For more information: Contact Joan Saxe at (207) 865-3648; e-mail: <horizons@juno.com>

Blackstone River

Club activists are working locally to liberate the wetland beneath the Lonsdale Drive-In along the Blackstone River in Rhode Island. If they have their way, they'll soon be able to improve neighboring human and wildlife communities, benefit an entire watershed by removing 27 acres of asphalt from the site and score a major victory for establishing an Atlantic bioreserve.

For more information: Contact Karina Lutz at (401) 521-4734; e-mail: <karinalutz@aol.com>

Mattawoman Creek

Volunteer Bonnie Bick works for more livable cities in the Washington, D.C., area by fighting the sprawl development that continually pressures natural areas and contributes to disinvestment in existing neighborhoods.

Last year, the Southern Maryland Group conservation chair and other smart-growth advocates succeeded in staving off final approval of a proposed new city that would destroy a 2,250-acre ecosystem encompassing a critical fishery, a rich wildlife habitat and a historic landmark along the lower Potomac River at Chapman's Landing. She's now working to permanently protect Chapman Forest as an integral part of the Chesapeake Bay ecosystem and as a source of Mattawoman Creek -- a key spawning habitat for anadromous fish species and a habitat corridor for migratory and resident birds such as wood thrush and bald eagles.
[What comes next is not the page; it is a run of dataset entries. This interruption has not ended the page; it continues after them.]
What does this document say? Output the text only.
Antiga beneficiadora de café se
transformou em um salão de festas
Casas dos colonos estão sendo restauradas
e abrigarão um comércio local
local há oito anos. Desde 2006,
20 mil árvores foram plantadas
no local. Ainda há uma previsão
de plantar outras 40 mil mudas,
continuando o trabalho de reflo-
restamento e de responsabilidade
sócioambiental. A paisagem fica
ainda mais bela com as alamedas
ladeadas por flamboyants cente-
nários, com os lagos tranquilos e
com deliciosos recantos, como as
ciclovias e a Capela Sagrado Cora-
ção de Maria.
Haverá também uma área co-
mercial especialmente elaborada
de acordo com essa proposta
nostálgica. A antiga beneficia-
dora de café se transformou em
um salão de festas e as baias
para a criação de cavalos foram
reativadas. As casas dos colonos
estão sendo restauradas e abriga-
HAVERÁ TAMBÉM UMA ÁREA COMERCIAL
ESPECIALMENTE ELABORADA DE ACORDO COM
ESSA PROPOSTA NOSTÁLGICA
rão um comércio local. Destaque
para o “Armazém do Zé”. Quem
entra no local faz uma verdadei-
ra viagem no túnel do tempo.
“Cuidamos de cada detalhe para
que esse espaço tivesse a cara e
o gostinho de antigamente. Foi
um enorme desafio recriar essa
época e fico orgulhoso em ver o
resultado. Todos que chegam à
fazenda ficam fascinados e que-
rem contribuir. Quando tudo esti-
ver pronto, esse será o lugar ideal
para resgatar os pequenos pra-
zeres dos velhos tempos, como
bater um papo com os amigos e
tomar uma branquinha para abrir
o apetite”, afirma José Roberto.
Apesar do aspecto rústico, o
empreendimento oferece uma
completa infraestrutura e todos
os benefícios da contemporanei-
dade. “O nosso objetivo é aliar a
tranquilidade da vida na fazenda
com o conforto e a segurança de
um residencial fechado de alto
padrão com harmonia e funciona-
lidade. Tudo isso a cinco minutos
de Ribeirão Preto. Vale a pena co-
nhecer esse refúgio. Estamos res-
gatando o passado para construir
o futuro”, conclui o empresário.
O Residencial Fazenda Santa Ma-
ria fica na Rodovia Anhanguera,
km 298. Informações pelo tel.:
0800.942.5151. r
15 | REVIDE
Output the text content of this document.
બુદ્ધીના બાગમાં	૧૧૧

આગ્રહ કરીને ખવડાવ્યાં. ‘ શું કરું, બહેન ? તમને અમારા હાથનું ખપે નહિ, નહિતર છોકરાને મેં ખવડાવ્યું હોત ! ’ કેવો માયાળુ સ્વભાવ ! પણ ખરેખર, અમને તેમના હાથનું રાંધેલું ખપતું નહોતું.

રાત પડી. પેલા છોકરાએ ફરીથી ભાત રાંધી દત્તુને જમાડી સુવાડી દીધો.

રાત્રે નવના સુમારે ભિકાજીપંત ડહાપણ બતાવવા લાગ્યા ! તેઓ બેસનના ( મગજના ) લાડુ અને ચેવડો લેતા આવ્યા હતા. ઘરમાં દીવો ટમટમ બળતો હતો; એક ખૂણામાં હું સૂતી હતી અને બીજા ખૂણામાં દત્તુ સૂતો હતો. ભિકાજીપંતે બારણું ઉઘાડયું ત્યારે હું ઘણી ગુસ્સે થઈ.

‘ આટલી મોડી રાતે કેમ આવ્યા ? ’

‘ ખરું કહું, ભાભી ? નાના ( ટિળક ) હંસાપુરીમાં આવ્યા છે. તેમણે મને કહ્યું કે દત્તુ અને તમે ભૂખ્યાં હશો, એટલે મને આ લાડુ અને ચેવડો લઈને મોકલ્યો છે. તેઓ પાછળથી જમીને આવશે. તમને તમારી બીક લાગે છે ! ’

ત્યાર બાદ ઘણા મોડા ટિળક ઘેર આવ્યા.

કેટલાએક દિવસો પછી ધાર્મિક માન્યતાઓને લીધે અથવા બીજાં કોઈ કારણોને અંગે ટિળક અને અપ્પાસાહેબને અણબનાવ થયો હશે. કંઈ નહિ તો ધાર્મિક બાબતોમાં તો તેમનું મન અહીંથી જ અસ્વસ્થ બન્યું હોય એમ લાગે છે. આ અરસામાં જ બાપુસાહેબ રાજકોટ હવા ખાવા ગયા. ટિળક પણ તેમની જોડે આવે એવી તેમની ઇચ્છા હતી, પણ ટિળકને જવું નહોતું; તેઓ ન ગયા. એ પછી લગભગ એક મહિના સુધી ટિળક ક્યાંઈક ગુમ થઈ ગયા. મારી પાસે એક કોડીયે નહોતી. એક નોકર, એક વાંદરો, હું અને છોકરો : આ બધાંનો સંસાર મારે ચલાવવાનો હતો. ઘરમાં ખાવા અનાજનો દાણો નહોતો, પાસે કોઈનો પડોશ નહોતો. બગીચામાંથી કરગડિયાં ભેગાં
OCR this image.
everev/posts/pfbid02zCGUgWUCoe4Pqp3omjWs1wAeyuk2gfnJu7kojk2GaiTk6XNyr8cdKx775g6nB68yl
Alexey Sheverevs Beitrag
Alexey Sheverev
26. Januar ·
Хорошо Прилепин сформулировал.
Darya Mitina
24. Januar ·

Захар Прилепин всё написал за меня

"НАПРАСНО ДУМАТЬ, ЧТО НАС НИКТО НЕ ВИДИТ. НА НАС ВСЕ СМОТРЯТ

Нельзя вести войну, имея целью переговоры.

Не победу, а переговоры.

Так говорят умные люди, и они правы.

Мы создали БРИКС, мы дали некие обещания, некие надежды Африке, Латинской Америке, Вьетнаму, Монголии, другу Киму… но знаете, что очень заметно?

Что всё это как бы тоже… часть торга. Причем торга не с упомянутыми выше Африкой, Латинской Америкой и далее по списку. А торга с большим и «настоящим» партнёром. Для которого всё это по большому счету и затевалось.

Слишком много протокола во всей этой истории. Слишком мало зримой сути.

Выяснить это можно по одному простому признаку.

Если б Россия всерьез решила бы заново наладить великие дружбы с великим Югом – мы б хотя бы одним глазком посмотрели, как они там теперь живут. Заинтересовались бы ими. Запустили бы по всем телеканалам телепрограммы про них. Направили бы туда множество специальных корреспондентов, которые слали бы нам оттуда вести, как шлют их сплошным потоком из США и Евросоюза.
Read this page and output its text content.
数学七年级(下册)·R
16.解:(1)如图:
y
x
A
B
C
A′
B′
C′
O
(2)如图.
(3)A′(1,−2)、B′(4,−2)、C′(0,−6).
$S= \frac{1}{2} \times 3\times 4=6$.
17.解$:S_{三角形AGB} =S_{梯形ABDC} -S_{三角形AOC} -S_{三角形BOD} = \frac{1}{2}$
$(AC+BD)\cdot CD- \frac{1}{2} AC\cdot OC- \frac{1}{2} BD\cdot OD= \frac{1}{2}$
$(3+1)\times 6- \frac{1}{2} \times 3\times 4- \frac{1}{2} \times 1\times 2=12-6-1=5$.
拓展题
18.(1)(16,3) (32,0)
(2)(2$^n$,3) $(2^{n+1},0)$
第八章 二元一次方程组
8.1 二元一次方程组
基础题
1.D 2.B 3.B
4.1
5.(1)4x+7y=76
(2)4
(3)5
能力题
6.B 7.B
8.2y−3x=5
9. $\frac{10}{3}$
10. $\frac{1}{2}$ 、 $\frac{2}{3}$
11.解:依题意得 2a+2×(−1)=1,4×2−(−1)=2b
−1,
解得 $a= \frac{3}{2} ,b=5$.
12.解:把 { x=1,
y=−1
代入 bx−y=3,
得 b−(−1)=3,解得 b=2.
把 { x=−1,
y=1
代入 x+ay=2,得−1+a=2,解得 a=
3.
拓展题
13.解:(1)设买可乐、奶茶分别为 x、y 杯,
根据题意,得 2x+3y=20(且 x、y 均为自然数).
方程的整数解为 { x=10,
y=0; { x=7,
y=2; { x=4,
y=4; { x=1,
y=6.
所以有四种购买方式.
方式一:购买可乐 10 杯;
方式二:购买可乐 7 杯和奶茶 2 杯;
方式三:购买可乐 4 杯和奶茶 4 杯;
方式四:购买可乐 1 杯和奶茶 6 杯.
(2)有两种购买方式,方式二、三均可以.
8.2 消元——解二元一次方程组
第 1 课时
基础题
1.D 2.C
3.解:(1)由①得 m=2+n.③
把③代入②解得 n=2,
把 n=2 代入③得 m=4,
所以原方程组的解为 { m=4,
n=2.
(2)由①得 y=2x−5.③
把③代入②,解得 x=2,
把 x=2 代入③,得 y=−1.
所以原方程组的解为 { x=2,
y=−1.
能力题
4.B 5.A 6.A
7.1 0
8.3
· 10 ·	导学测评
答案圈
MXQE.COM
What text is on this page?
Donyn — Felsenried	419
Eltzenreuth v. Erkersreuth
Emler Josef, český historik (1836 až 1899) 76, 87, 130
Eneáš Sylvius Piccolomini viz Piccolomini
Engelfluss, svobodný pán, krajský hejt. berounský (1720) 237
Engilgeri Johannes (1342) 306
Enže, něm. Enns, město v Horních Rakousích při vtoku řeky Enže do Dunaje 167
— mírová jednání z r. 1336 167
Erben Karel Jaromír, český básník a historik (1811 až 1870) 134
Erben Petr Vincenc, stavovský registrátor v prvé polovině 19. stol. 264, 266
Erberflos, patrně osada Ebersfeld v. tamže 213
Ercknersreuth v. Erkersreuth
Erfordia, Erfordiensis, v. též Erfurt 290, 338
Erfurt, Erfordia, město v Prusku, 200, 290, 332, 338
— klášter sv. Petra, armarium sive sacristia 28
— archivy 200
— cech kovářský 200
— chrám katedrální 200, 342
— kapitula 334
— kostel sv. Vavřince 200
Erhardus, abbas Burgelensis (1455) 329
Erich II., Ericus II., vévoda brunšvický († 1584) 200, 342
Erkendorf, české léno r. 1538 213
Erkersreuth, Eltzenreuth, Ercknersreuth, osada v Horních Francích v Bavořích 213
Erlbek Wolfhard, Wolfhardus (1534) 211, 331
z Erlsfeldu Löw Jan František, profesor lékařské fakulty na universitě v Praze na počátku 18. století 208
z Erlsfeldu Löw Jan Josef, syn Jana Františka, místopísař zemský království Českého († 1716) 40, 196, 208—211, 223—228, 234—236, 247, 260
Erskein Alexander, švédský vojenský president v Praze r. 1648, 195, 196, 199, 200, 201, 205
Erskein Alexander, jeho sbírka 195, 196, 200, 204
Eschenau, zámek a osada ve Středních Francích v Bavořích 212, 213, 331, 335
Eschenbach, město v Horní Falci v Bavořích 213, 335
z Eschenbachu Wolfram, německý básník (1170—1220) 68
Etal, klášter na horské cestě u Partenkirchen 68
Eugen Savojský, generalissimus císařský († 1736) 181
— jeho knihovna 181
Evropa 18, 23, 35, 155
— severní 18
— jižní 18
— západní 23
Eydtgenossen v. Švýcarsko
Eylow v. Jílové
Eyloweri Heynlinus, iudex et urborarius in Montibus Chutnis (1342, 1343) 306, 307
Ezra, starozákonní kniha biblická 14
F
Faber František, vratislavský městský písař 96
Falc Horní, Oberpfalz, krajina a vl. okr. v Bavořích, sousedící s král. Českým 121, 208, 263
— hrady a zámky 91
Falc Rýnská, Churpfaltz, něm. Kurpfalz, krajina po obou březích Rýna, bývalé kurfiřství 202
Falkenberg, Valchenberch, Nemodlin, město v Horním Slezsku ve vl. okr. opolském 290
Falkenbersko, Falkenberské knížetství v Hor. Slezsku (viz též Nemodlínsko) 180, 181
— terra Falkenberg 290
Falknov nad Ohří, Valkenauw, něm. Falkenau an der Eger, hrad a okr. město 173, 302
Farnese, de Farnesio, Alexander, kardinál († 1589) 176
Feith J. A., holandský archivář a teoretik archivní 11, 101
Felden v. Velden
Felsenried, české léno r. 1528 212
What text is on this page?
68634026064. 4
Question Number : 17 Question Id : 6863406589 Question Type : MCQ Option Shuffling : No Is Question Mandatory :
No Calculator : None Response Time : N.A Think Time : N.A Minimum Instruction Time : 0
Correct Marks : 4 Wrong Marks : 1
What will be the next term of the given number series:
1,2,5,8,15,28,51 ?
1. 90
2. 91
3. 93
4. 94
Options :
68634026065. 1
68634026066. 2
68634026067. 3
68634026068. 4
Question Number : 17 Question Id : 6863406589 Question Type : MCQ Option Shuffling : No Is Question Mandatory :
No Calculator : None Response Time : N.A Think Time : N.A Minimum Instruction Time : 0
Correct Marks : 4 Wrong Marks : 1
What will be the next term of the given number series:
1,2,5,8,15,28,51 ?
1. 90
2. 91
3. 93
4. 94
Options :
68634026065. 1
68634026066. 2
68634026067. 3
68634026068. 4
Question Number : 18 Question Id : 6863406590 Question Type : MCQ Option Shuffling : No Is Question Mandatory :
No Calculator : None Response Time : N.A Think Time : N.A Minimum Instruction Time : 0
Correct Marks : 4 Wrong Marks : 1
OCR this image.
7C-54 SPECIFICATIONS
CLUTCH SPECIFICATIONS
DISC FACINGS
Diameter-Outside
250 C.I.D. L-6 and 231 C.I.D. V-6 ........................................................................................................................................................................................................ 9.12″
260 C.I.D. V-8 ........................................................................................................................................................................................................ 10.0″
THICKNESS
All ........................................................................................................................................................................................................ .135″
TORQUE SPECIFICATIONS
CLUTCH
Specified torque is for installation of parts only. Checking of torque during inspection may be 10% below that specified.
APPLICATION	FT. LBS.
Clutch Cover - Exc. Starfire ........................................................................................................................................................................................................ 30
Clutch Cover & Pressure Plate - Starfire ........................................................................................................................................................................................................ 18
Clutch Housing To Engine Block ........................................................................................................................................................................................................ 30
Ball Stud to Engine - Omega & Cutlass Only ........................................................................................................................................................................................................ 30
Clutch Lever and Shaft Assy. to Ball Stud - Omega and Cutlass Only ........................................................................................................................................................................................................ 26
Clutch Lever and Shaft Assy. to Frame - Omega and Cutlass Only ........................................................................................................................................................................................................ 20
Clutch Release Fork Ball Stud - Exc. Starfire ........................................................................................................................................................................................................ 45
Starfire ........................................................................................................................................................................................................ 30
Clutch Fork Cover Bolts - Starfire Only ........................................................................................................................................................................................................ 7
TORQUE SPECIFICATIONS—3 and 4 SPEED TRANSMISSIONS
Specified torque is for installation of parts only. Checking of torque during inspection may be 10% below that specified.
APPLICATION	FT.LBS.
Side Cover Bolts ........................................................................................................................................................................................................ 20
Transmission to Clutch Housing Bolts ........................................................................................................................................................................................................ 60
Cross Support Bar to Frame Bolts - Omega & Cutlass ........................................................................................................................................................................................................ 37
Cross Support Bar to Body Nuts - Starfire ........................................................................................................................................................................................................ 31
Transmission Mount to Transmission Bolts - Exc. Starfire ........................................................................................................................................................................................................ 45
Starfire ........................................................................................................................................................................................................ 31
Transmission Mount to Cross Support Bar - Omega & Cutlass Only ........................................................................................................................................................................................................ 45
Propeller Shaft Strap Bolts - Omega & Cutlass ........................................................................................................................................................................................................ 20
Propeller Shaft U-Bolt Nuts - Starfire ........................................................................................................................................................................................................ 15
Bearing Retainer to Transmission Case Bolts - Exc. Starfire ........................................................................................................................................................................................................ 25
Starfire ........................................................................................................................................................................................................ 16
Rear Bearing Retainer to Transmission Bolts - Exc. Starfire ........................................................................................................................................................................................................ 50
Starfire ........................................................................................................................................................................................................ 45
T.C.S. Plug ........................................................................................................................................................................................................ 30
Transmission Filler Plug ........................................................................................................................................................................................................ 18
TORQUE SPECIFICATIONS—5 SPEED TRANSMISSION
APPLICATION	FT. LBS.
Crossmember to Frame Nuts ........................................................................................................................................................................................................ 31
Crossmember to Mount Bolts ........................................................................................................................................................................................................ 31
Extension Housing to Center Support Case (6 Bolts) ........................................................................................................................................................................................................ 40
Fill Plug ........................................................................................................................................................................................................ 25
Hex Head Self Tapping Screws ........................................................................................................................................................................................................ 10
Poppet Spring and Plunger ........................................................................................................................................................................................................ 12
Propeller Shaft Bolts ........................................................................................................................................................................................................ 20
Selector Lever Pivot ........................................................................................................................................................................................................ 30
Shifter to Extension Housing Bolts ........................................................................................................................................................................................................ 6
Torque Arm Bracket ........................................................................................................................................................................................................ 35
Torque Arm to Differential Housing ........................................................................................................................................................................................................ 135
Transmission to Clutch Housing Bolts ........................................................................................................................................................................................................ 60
"Our wilderness is still at risk," says Bick. "Commitment to revitalization of decaying urban areas and preservation of sensitive natural areas adds up to long-term investment for city residents and regional wildlife."

For more information: Contact Bonnie Bick/Friends of Mount Aventine at (301) 283-2948; e-mail: foma@radix.net

Delmarva Watersheds

Under the aegis of the Sierra Club's Mid-Atlantic Water Quality program, Project Water Watch volunteers are using existing environmental laws to end threats to local waterways. Project activists have halted dredging operations in endangered piping plover habitat and prevented a proposed bike path from encroaching upon two wetlands of international significance. They've also taken full advantage of portable video and phone technology to document and call in environmental violations.

"People enter the program monitoring their backyard," says volunteer Carl Solberg, "and then eventually spill over to monitoring the watershed and thinking in terms of protecting the larger ecosystem." For more information: Contact project coordinator Mike D'Amico at (302) 644-0627, e-mail: mike.damico@sierraclub.org

Waccamaw River

In South Carolina, where black bears wander the Waccamaw from Myrtle Beach all the way up to its North Carolina headwaters, Ecoregion Task Force Chair Barb Postles is coordinating a conservation campaign to restore and protect bear habitat along the length of the entire watershed.

"The bear is a great focal point for local and regional work," says Postles, "and even though the watershed is highly developed, the river stem is still very wild and has a high potential for land protection." For more information contact Barb Postles at (803) 732-0077; e-mail: bpostles@aol.com

Okefenokee Swamp

A vast bog and biologically rich ecosystem, the Okefenokee swamp forms the headwaters of the Suwannee and St. Mary's rivers dividing Georgia and Florida. The refuge encompasses 438,000 acres, 80 percent of which is designated wilderness, and is home to endangered and threatened species such as the red cockaded woodpecker, indigo snake, parrot pitcher plant and Florida black bear as well as migratory herons, hingas and woodstorks. But the Delaware-based Du Pont Corporation has designs to stripmine this wetland for titanium dioxide (see November 1996 Planet).

"This is a critical refuge along the Atlantic flyway," said Georgia Chapter leader Judy Jennings, "and mining could destroy habitat, alter air quality and groundwater and put all residents at risk."